Second, video-sharing companies are event-based ad networks. They may charge
on YouTube views, user engagements, video completions or whatever metric they can create, but they are arbitraging the cost of the media they buy with the amount they are getting paid. So
essentially, what we're really talking about is paying for performance, which should be priced comparably with performance metrics rather than branded CPMs.
Lastly, and perhaps
most ironically, video-sharing companies actually generate a very limited amount of video sharing at all. The total views generated via sharing often equal less than 5% of total views generated during
the life of the campaign.
On the positive side, if a buyer's goal is aligned with the reality of a display-based content syndication world, then these models can actually be very
successful.
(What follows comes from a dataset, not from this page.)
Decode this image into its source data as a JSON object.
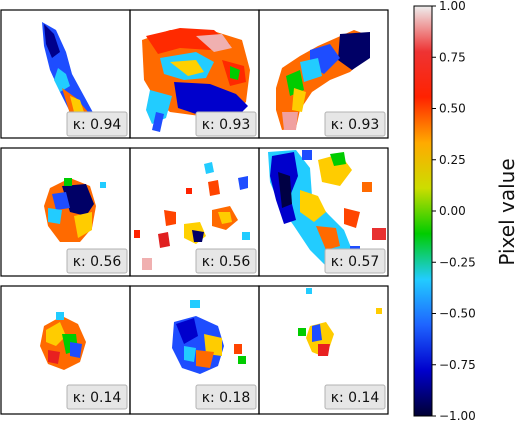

For example, if you want to reach 1M views on YouTube, hit a large number of unique users quickly or behaviorally target a long-form video, display-based content syndication is for
you
This, of course, cannot be separated from the issues of price and performance. On pricing, we are really talking about cost-per-click, not guaranteed views, and this pricing
ecosystem is relatively mature. On performance, you must measure your syndication vendor on a post-click metric, the same way you measure search, or you will end up with garbage clicks (or, in
this case, garbage stats).
On the negative side, , you are paying to get your video in front of consumers who most likely are simply bored rather than engaged. Engagement cannot be
measured by simply getting someone to start a video in a display ad.
In summary, if your goal is to drive authentic social sharing of your video content, the best advice I have is to focus
on creating content worth being shared. Anyone who claims to have solved this across the board for advertisers is simply sharing a sales pitch.